'Almost no country building renewables at pace needed for green H2 economy': ETC chair

21 05 2022 | 07:11 Rachel Parkes

The creation of a global green hydrogen economy will require renewable energy generation for hydrogen production alone to reach the equivalent of more than double 2022’s total electricity demand by 2050 – and almost no country is currently building out renewables at the pace required, according to the chair of climate think-tank Energy Transition Commission (ETC), Lord Adair Turner.

Urging policymakers and industry to hone-in on four key challenges to hydrogen take-up, Turner, speaking the Green H2 Global Assembly in Barcelona today (Tuesday), called on stakeholders to focus on the scale of the ramp up in renewables.

“When you look at the investment required to build a huge green hydrogen economy, it is vital to understand that 80% of the total billions of dollars of investment do not lie in the electrolyser plants or even the storage or the transport,” he said. “They lie in the renewable electricity required to input into those electrolysers. And today almost no country is building renewables at anything like the pace required.”

He added: “Among all our talk of the green hydrogen economy we need to make sure that the policymakers are focused on that overriding priority, because otherwise we cannot deliver our vital objectives.”

Renewable generation for green hydrogen production would have to reach 58,000TWh per year by 2050, ETC’s analysis suggests, over double today’s total global annual electricity demand of 27,000TWh.

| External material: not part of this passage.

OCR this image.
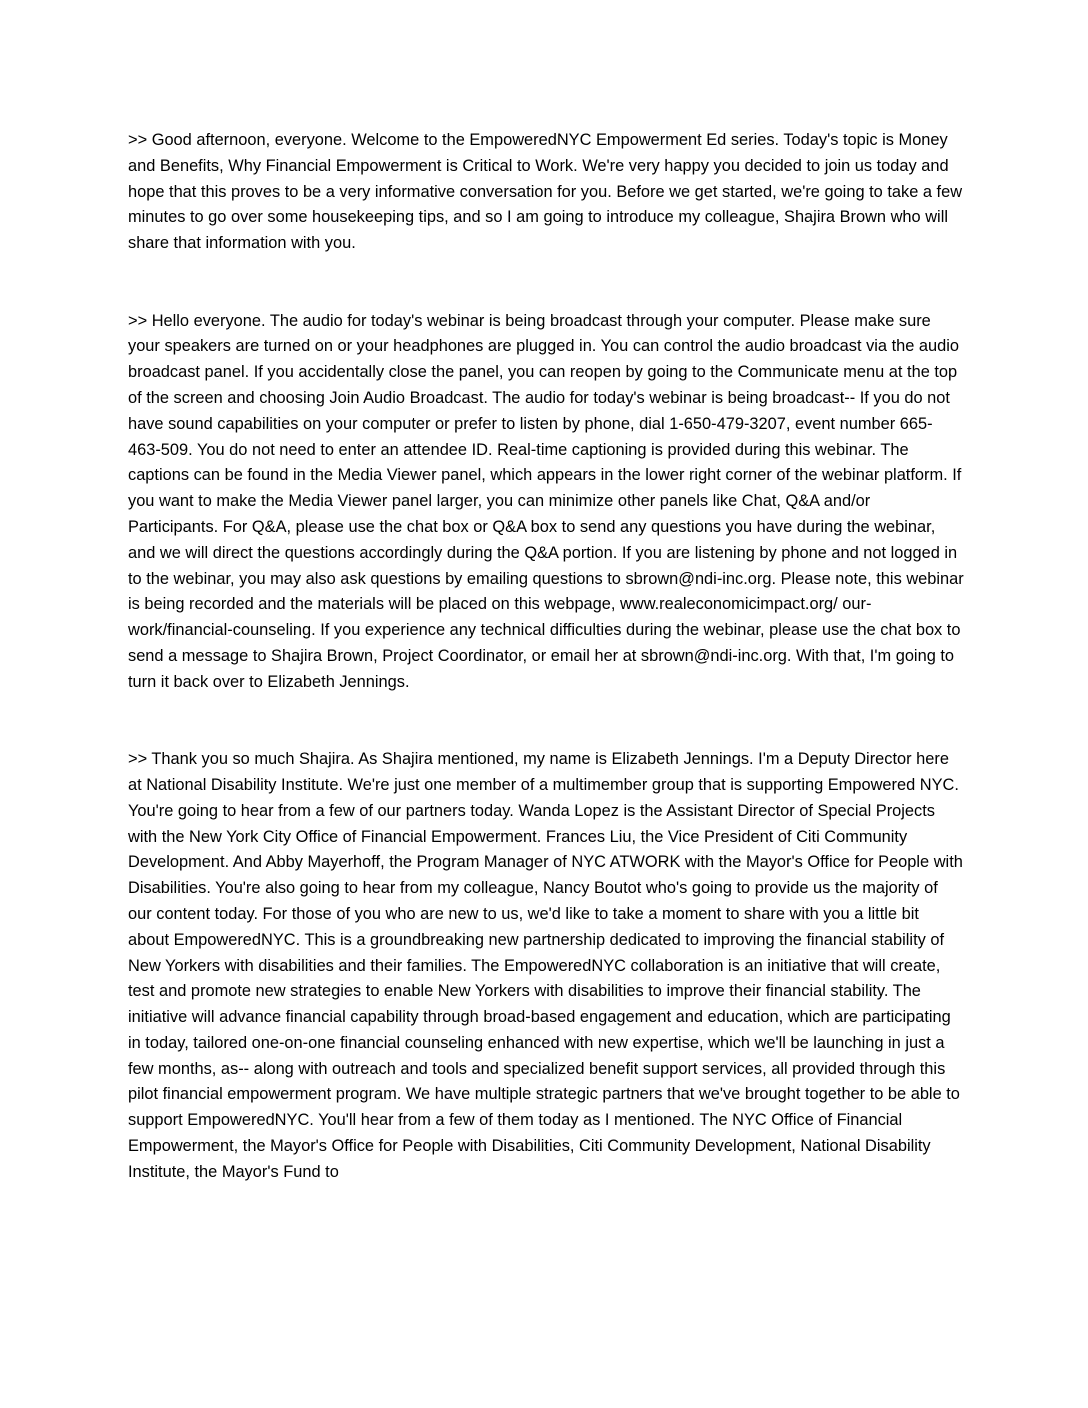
>> Good afternoon, everyone. Welcome to the EmpoweredNYC Empowerment Ed series. Today's topic is Money and Benefits, Why Financial Empowerment is Critical to Work. We're very happy you decided to join us today and hope that this proves to be a very informative conversation for you. Before we get started, we're going to take a few minutes to go over some housekeeping tips, and so I am going to introduce my colleague, Shajira Brown who will share that information with you.

>> Hello everyone. The audio for today's webinar is being broadcast through your computer. Please make sure your speakers are turned on or your headphones are plugged in. You can control the audio broadcast via the audio broadcast panel. If you accidentally close the panel, you can reopen by going to the Communicate menu at the top of the screen and choosing Join Audio Broadcast. The audio for today's webinar is being broadcast-- If you do not have sound capabilities on your computer or prefer to listen by phone, dial 1-650-479-3207, event number 665-463-509. You do not need to enter an attendee ID. Real-time captioning is provided during this webinar. The captions can be found in the Media Viewer panel, which appears in the lower right corner of the webinar platform. If you want to make the Media Viewer panel larger, you can minimize other panels like Chat, Q&A and/or Participants. For Q&A, please use the chat box or Q&A box to send any questions you have during the webinar, and we will direct the questions accordingly during the Q&A portion. If you are listening by phone and not logged in to the webinar, you may also ask questions by emailing questions to sbrown@ndi-inc.org. Please note, this webinar is being recorded and the materials will be placed on this webpage, www.realeconomicimpact.org/ our-work/financial-counseling. If you experience any technical difficulties during the webinar, please use the chat box to send a message to Shajira Brown, Project Coordinator, or email her at sbrown@ndi-inc.org. With that, I'm going to turn it back over to Elizabeth Jennings.

>> Thank you so much Shajira. As Shajira mentioned, my name is Elizabeth Jennings. I'm a Deputy Director here at National Disability Institute. We're just one member of a multimember group that is supporting Empowered NYC. You're going to hear from a few of our partners today. Wanda Lopez is the Assistant Director of Special Projects with the New York City Office of Financial Empowerment. Frances Liu, the Vice President of Citi Community Development. And Abby Mayerhoff, the Program Manager of NYC ATWORK with the Mayor's Office for People with Disabilities. You're also going to hear from my colleague, Nancy Boutot who's going to provide us the majority of our content today. For those of you who are new to us, we'd like to take a moment to share with you a little bit about EmpoweredNYC. This is a groundbreaking new partnership dedicated to improving the financial stability of New Yorkers with disabilities and their families. The EmpoweredNYC collaboration is an initiative that will create, test and promote new strategies to enable New Yorkers with disabilities to improve their financial stability. The initiative will advance financial capability through broad-based engagement and education, which are participating in today, tailored one-on-one financial counseling enhanced with new expertise, which we'll be launching in just a few months, as-- along with outreach and tools and specialized benefit support services, all provided through this pilot financial empowerment program. We have multiple strategic partners that we've brought together to be able to support EmpoweredNYC. You'll hear from a few of them today as I mentioned. The NYC Office of Financial Empowerment, the Mayor's Office for People with Disabilities, Citi Community Development, National Disability Institute, the Mayor's Fund to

This figure doesn’t even account for the renewable energy generation required for direct electricity use, Turner flagged, noting that this will separately need around 70-90,000TWh a year by 2050.

The ETC chair also advised policymakers and industry to focus on demand rather than supply, cautioning that without strong policies to “force early demand growth” the industry will make only slow progress displacing fossil fuels in hard-to-decarbonise sectors, as potential customers work off the marginal cost of their existing stock and equipment.

This should take the form of a mandate for green hydrogen use in future and existing applications, he said.

Turner went onto call on industry to prioritise creating demand for hydrogen on applications for hydrogen that are already used today, such as fertiliser production and refining.

“We need not only focus on the new applications, but on the applications that already exist at the moment,” he said. “And we need to drive a rapid turnover of that grey hydrogen to green hydrogen.”

Finally, the industry should also focus on storage and transport, Turner said, noting that it would be “absolutely crucial” to the economics of hydrogen.

Last year the ETC said that green hydrogen would be cost competitive with blue hydrogen without a carbon price by 2030. Lord Turner told the audience at Barcelona that the organisation could be “even more optimistic” about green hydrogen’s prospects in 2022.

The ETC calculated earlier this year that the international gear-up to a renewables-driven global energy system needed to be supercharged by the removal of vast volumes of CO2 alongside “deep decarbonisation” for the planet to stand a chance of limiting global warming to 1.5°C above pre-industrial levels.